La standardizzazione: la Repubblica romana era un sistema che oggi, utilizzando un anglicismo molto in voga nel linguaggio aziendale, potremmo definire process driven: cioè un'organizzazione nella quale i processi erano presenti in tutte le attività più importanti, imponendo standard precisi in ogni regione dell'Impero. Coloro che intraprendevano la carriera politica seguivano un rigoroso percorso scandito dal cursus honorum che prevedeva incarichi militari e politici con una tempistica rigida e ben stabilita.
 
Gli stessi principi sopra illustrati sono applicabili ed applicati ancora oggi a grandi aziende ed organizzazioni, ma metterli bene in pratica richiede certamente uno straordinario impegno, tanta dedizione, motivazione ed un gran coraggio che, mi piace pensarlo, certamente noi italiani, in quanto discendenti di quei formidabili antichi romani, abbiamo ereditato nel nostro patrimonio genetico. 

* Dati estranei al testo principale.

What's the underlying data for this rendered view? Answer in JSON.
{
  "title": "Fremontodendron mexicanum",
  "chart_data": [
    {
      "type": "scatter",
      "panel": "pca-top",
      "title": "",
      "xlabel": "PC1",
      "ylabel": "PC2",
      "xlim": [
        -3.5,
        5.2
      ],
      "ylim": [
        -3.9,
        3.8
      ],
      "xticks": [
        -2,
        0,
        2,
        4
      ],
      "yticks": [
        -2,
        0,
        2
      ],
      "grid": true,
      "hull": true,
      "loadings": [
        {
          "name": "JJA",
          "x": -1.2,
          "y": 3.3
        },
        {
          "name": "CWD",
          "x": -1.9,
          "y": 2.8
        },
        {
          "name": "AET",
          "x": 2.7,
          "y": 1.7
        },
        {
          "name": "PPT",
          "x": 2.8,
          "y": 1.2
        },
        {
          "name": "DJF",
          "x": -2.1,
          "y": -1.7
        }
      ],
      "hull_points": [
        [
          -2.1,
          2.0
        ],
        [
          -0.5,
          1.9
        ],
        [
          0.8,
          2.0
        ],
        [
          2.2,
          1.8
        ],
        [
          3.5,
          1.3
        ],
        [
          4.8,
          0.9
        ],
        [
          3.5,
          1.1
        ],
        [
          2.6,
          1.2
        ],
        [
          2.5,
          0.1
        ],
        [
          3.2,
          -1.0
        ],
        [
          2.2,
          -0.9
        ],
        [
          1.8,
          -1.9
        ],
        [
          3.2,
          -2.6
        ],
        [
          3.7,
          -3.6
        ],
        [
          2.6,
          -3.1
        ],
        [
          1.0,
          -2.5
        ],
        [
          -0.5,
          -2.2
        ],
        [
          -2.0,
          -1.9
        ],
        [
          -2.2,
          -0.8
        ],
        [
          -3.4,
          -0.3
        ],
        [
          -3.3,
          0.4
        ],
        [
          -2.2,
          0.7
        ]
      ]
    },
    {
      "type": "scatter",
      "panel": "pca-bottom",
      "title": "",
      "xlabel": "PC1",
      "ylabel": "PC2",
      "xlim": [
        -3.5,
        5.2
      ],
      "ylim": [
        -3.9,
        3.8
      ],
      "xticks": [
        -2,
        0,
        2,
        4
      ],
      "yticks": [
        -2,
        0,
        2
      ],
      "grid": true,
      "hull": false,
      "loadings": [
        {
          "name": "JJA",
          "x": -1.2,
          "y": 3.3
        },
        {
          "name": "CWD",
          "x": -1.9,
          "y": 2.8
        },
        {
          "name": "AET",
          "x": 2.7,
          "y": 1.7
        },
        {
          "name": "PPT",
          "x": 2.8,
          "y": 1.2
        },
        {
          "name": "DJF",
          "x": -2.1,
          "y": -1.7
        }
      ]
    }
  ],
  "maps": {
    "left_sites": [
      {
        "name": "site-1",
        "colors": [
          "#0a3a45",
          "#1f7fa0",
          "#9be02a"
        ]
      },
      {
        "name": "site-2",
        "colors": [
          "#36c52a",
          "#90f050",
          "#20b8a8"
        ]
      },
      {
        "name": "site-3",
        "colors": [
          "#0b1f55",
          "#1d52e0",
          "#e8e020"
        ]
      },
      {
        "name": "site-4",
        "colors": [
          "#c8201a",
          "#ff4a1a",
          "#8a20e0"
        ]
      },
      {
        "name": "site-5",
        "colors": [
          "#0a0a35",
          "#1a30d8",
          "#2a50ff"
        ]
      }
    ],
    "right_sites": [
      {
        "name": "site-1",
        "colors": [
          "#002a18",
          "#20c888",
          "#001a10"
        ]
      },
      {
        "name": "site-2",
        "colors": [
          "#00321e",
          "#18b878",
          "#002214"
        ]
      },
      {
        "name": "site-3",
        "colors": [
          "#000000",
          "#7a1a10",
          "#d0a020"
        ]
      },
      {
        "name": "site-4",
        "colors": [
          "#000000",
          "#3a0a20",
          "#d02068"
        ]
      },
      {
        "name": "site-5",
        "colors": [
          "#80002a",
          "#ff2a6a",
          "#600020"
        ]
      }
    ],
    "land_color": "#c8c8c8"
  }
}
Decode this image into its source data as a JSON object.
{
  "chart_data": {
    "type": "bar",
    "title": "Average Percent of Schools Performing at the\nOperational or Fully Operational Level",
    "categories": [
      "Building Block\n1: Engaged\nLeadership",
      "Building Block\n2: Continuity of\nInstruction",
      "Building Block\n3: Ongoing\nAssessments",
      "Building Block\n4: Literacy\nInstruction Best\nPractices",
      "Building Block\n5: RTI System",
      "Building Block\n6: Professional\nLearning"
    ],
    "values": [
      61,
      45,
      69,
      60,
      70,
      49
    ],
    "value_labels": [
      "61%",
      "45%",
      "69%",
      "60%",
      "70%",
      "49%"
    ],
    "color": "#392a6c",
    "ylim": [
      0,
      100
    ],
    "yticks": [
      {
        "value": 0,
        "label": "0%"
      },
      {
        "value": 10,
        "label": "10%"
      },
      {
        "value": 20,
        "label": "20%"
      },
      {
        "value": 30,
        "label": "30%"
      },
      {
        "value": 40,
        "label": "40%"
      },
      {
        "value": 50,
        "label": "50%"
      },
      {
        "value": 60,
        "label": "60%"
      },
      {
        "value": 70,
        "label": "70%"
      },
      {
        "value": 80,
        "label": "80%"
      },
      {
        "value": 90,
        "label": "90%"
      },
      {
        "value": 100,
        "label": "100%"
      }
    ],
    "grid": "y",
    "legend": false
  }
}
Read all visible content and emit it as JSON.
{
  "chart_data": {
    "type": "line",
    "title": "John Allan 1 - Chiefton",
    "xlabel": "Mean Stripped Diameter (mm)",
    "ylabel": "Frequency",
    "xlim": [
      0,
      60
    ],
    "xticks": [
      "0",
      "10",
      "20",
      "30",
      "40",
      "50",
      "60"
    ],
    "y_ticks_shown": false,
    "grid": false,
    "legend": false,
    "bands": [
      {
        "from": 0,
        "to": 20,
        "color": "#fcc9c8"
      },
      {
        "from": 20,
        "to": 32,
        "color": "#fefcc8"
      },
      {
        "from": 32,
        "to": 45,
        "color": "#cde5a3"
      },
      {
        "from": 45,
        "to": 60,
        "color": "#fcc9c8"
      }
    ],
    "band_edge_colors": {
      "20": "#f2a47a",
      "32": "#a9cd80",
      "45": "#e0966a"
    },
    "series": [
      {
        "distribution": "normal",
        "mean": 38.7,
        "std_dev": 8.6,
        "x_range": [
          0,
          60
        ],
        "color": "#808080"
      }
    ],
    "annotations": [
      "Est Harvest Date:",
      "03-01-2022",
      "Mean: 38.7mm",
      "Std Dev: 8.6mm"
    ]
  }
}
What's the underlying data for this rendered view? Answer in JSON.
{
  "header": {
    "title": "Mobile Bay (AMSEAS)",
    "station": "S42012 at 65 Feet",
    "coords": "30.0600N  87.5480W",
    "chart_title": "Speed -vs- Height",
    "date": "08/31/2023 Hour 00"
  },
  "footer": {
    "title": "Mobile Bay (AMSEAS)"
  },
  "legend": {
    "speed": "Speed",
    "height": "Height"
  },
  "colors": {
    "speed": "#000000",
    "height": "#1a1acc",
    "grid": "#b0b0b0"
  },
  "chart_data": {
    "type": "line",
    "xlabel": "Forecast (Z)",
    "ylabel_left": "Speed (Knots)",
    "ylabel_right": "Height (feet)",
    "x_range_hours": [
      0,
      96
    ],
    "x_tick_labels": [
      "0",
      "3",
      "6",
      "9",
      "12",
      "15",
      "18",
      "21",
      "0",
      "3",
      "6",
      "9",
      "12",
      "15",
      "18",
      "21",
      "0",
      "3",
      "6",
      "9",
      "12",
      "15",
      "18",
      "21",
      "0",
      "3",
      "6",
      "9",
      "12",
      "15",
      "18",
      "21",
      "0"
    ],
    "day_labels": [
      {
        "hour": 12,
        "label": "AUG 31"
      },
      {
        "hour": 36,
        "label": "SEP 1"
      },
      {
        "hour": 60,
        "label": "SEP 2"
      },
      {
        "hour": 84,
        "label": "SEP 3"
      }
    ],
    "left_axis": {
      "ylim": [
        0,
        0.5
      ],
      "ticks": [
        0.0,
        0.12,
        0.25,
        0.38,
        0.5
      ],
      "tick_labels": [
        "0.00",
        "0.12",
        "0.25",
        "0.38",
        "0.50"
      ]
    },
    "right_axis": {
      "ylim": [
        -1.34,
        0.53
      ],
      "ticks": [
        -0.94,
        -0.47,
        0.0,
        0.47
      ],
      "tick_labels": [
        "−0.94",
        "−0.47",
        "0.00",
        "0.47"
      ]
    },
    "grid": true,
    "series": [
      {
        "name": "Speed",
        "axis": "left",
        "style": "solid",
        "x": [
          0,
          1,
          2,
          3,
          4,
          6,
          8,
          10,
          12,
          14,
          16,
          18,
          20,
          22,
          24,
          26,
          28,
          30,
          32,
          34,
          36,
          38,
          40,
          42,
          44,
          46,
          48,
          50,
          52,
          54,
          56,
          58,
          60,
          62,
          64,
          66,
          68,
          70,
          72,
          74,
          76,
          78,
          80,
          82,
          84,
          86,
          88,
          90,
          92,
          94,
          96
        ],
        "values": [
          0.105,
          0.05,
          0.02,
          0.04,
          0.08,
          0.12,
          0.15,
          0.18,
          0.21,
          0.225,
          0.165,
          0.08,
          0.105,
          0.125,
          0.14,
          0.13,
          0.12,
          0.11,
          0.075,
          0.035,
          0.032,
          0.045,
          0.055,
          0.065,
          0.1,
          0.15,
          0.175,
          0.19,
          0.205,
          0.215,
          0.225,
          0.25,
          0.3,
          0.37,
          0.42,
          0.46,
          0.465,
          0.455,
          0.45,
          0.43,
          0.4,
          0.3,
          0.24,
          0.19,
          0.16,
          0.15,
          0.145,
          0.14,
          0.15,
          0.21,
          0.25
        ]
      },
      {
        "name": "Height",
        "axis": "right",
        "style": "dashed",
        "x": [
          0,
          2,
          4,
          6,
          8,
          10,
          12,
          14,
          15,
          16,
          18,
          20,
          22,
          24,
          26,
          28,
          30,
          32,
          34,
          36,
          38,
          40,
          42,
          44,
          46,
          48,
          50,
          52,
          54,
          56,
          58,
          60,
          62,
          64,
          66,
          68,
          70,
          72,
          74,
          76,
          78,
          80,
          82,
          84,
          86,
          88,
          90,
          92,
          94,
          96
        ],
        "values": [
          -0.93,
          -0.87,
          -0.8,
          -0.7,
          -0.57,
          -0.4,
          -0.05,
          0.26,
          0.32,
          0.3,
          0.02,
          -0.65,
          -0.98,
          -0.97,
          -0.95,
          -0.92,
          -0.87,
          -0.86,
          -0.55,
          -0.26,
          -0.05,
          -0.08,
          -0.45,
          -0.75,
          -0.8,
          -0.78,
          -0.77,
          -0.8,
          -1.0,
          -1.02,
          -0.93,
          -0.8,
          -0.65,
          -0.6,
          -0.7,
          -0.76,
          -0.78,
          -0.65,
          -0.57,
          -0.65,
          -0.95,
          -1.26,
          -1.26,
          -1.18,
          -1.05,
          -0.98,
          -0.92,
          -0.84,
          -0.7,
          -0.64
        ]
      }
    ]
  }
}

E dopo questa esortazione quasi eroica ad affrontare le sfide che le attuali congiunture di crisi ci pongono davanti, non mi resta che augurarci il prosperare a breve di una vera cultura della leadership (e della self-leadership) made in Italy che possa rappresentare un vero e proprio propulsore di successo (mi riferisco, soprattutto, al participio passato del verbo “succedere”), ovviamente italiano al 100%, ovvero, ESSERE I CAMBIA-MENTI CHE VOGLIAMO FAR SUCCEDERE. 
 
Buona Leadership a tutti, rigorosamente made in italy!